L’importance de la parole

Éprouver de la peur n’est ni bien ni mal, c’est ce que nous faisons ensuite de cet « éprouvé » qui est de notre responsabilité. Il est donc essentiel de repérer et dire sa peur, et de comprendre d’où elle vient. Car si son origine vient d’une faille intérieure, il est possible et bon de s’en libérer.

 

 

Classiquement, on oppose la peur à l’angoisse. La peur serait déclenchée par un danger réel, extérieur et elle aurait valeur de signal nous permettant de déclencher nos processus de défense. L’angoisse quant à elle serait sans objet, sans objet réel de danger, déclenchée par un conflit pulsionnel interne au sujet, danger imaginaire qui peut se projeter sur une situation extérieure banale et ainsi la rendre menaçante pour ce sujet alors qu’un observateur extérieur la jugerait inoffensive. Cette opposition est souvent prise en défaut dans la pratique, mais pour la commodité de notre propos nous la garderons.

 

 

Repérer les dangers réels

 

Quand nous sommes confrontés à une peur liée à un danger réel, la culpabilité, la honte ou l’inhibition peuvent nous faire refuser cette perception : nous voulons l’ignorer, être fort, « même pas peur ». Le premier temps est donc de pouvoir reconnaître cette peur, de pouvoir la nommer pour soi-même et parfois pour autrui. Par exemple, dans une situation médicale d’urgence ou psychiatrique, face à un patient vécu comme dangereux, il faut pouvoir reconnaître notre peur, la dire au patient, lui dire que nous ne pouvons pas travailler si nous avons peur et surtout nous rappeler que celui qui fait peur a lui-même peur.

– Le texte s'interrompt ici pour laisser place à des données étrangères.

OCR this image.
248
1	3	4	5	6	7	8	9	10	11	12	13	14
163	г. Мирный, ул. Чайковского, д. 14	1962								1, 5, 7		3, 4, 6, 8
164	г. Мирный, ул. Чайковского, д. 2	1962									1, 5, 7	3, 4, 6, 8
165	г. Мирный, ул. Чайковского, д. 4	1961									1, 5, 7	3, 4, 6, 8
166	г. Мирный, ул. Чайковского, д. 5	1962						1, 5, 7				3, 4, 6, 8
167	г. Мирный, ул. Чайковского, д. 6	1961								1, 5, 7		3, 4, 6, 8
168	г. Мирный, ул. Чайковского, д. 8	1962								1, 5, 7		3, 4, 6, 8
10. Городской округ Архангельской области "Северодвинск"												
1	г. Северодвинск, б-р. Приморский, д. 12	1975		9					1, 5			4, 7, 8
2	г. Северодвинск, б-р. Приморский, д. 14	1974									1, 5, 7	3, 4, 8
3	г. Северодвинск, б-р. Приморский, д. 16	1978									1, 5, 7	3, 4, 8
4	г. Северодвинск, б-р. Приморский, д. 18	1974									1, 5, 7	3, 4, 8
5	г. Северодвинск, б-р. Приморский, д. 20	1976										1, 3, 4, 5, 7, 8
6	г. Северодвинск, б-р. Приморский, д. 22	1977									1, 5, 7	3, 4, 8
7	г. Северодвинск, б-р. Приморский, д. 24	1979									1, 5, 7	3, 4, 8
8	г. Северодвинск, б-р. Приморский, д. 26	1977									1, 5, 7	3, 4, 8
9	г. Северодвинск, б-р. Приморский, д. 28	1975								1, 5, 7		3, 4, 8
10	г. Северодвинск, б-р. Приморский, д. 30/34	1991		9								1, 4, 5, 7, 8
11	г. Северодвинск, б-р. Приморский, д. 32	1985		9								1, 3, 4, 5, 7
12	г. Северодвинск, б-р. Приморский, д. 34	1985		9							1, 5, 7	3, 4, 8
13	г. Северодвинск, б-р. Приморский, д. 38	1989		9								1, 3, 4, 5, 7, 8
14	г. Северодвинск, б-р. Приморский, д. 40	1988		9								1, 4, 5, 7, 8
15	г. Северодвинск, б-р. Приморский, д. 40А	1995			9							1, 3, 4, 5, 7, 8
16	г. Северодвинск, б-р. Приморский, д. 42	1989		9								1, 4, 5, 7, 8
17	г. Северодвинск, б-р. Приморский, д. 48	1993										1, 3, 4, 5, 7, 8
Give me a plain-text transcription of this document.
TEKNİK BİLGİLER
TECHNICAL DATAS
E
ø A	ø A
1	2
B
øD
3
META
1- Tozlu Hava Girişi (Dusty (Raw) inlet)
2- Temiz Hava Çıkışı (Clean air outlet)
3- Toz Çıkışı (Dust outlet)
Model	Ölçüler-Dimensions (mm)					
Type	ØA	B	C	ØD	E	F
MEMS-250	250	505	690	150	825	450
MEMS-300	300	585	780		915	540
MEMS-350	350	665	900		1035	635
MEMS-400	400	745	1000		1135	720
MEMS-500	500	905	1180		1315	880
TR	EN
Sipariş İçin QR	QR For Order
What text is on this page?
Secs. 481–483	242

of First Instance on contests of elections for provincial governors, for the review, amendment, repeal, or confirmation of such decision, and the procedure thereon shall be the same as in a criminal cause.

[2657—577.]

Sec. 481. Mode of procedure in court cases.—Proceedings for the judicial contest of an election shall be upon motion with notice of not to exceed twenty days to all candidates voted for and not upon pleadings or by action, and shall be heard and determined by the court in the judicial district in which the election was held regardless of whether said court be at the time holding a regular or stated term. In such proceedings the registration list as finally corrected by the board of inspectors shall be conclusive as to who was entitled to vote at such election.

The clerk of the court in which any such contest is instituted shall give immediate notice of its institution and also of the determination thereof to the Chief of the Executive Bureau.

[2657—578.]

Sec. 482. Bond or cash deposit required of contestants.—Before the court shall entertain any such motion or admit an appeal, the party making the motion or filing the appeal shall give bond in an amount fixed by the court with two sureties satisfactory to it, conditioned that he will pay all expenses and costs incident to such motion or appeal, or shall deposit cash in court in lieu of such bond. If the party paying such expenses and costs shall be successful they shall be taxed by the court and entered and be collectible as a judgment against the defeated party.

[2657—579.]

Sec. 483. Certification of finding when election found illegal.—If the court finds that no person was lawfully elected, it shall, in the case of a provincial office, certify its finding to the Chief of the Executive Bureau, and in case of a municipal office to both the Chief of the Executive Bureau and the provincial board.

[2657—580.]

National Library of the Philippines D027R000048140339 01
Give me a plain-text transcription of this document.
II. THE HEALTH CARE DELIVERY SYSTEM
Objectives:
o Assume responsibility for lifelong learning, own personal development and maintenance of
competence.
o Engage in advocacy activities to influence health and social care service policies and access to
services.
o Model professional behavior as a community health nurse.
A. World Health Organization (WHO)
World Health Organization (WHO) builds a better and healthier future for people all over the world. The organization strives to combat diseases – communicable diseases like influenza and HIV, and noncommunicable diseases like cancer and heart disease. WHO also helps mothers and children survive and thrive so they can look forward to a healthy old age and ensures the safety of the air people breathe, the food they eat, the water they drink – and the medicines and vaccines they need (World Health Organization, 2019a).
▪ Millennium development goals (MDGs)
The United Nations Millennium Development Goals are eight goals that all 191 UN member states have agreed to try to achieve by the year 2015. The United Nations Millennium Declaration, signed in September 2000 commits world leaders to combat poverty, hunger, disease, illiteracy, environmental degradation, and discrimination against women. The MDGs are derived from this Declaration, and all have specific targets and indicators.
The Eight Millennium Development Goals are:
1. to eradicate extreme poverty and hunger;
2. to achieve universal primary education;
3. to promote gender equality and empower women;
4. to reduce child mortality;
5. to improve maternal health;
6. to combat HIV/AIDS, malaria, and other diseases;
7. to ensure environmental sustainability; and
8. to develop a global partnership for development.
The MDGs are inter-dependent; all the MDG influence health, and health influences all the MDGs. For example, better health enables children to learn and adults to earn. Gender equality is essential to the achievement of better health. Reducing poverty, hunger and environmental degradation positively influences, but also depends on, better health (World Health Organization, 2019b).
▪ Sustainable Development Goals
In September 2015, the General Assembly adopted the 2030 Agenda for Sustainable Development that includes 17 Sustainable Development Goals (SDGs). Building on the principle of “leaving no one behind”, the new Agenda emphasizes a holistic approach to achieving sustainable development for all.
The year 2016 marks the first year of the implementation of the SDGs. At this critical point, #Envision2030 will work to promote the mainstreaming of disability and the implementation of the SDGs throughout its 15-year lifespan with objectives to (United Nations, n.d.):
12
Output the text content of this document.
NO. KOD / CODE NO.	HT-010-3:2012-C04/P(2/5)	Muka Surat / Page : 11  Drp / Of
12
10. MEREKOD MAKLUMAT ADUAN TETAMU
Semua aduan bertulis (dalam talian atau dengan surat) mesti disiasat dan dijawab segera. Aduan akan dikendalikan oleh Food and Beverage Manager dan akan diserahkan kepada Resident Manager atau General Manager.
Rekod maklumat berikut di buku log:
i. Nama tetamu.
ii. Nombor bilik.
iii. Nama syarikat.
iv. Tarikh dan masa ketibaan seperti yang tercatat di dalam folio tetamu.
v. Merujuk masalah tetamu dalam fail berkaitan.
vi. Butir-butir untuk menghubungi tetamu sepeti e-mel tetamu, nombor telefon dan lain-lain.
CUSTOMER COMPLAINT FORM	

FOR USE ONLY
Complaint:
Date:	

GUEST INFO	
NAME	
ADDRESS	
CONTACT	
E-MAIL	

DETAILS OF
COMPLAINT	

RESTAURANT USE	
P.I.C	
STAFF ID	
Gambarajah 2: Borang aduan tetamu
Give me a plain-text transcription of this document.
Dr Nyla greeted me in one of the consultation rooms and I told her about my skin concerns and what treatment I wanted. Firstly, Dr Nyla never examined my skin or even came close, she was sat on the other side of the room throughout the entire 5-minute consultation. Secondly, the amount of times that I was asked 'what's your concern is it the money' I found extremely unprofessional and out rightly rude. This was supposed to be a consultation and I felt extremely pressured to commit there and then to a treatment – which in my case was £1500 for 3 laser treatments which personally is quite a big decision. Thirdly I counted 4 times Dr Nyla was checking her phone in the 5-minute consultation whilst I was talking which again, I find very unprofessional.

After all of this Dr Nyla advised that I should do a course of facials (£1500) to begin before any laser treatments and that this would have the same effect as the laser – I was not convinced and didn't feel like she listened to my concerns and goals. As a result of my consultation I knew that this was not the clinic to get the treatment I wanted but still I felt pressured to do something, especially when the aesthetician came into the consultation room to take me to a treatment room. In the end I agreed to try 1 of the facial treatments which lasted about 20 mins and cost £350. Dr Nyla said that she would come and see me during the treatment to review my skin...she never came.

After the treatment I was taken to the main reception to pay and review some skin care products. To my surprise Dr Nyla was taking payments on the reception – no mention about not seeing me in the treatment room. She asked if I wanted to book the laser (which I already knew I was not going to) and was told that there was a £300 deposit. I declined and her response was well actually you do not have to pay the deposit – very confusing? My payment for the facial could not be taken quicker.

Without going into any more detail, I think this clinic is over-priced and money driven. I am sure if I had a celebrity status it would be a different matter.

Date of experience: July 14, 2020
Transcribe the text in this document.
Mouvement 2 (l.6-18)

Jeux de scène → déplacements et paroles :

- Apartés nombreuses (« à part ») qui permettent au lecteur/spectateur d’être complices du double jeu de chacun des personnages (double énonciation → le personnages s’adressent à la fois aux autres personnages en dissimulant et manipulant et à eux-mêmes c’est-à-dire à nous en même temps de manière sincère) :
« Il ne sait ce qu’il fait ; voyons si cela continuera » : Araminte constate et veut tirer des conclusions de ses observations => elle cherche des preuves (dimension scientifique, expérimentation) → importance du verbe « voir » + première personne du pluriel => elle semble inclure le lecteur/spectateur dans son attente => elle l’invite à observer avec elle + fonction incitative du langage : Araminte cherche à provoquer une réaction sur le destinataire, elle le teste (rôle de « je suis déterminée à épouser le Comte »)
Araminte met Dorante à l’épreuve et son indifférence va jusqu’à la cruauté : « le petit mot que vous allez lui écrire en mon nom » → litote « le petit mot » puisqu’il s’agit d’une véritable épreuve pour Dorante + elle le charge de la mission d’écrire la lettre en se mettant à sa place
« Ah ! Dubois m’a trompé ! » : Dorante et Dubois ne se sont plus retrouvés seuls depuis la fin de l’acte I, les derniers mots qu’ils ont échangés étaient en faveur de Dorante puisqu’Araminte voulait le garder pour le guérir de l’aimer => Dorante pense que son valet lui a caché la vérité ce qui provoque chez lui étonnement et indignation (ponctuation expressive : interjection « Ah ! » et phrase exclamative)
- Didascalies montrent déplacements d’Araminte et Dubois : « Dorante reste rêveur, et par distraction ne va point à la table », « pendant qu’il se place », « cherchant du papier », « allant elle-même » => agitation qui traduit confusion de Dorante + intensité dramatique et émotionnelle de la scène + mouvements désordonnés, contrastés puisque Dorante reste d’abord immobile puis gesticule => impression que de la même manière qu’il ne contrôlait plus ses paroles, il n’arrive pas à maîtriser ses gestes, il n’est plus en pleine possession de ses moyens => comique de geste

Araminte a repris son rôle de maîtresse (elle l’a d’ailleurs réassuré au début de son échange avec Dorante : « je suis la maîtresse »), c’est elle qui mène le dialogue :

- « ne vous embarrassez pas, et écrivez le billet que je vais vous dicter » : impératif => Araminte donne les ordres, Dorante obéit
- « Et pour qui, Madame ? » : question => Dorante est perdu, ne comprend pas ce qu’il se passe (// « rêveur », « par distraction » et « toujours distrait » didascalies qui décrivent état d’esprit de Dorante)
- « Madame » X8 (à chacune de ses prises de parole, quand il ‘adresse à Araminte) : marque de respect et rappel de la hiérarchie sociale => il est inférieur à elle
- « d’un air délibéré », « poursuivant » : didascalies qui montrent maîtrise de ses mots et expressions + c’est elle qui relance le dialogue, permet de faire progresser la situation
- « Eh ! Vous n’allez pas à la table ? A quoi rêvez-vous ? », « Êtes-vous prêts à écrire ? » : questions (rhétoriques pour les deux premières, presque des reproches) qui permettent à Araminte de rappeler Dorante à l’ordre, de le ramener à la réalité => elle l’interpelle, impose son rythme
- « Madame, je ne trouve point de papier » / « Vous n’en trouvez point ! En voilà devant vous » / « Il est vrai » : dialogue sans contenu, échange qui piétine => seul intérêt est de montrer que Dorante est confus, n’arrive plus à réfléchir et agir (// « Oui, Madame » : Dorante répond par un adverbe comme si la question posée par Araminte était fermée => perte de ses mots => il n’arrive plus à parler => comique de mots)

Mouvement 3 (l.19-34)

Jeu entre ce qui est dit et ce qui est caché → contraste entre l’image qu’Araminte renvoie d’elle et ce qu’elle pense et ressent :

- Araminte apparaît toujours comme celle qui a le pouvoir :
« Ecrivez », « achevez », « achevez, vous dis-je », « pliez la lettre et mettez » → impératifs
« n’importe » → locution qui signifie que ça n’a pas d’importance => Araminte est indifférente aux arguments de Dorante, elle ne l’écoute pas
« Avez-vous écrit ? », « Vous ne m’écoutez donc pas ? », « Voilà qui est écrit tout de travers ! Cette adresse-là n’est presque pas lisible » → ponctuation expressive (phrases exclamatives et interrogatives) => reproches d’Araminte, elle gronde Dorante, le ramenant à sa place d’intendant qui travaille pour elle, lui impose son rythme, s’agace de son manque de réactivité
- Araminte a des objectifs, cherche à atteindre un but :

Pouvoir lui dire notre peur ne le met pas en position de supériorité face à nous, mais diminue sa peur et donc sa dangerosité.

 

Réfléchir et parler de ses peurs, pour les dépasser (© pixabay) 

 

 

 

Interroger les peurs construites

 

Le plus souvent dans la pratique psy et en temps de paix dans nos pays occidentaux, nous constatons que c’est le sujet lui-même qui construit ses peurs : peur de l’autre, de l’étranger, de l’avenir, et toutes les peurs phobiques qui empoisonnent la vie de nombre de nos contemporains. Pour le phobique, l’objet de la peur apparaît bien réel et aucun observateur extérieur ne peut, voire n’a le droit de lui dire que cet objet ou cette situation est inoffensive. La multiplicité et la variabilité des objets ou situations phobiques indiquent que la résolution des phobies passe davantage par une interrogation sur le sujet éprouvant ces peurs que par la recherche de la signification inconsciente de l’objet phobique en cause. C’est toujours sur des failles narcissiques, sur des pertes d’estime de soi, sur l’impossible séparation avec le premier autre que se construisent des phobies.

 

 

La parole, antidote à la peur

 

Nous ne pouvons pas laisser gouverner nos vies par nos peurs, même si elles nous paraissent insurmontables. Ni notre éventuel premier mouvement de peur face à un étranger (oubliant que ce n’est pas l’étranger qui est dangereux, mais notre perception qui le rend tel) ni la peur phobique ne peut être laissées en l’état. Se dire que cette dernière est une maladie, une chose extérieure à soi sur laquelle on ne peut rien est une impasse de vie. Et ce n’est pas par un effort de volonté que ces peurs se dépassent, mais par un travail de réflexion et de parole avec un autre. En effet, il ne s’agit pas de s’habituer « à vivre avec », mais bien de s’en débarrasser comme nous le prescrit l’injonction biblique « N’ayez pas peur ».

 

Nos conflits et peurs internes non symbolisées, non représentées et non humanisées par la parole se projettent sur le monde extérieur et le rendent menaçant. La parole est le meilleur antidote à la peur et Freud aimait citer cette phrase d’un enfant qui avait peur du noir : « Il fait plus clair quand quelqu’un parle ».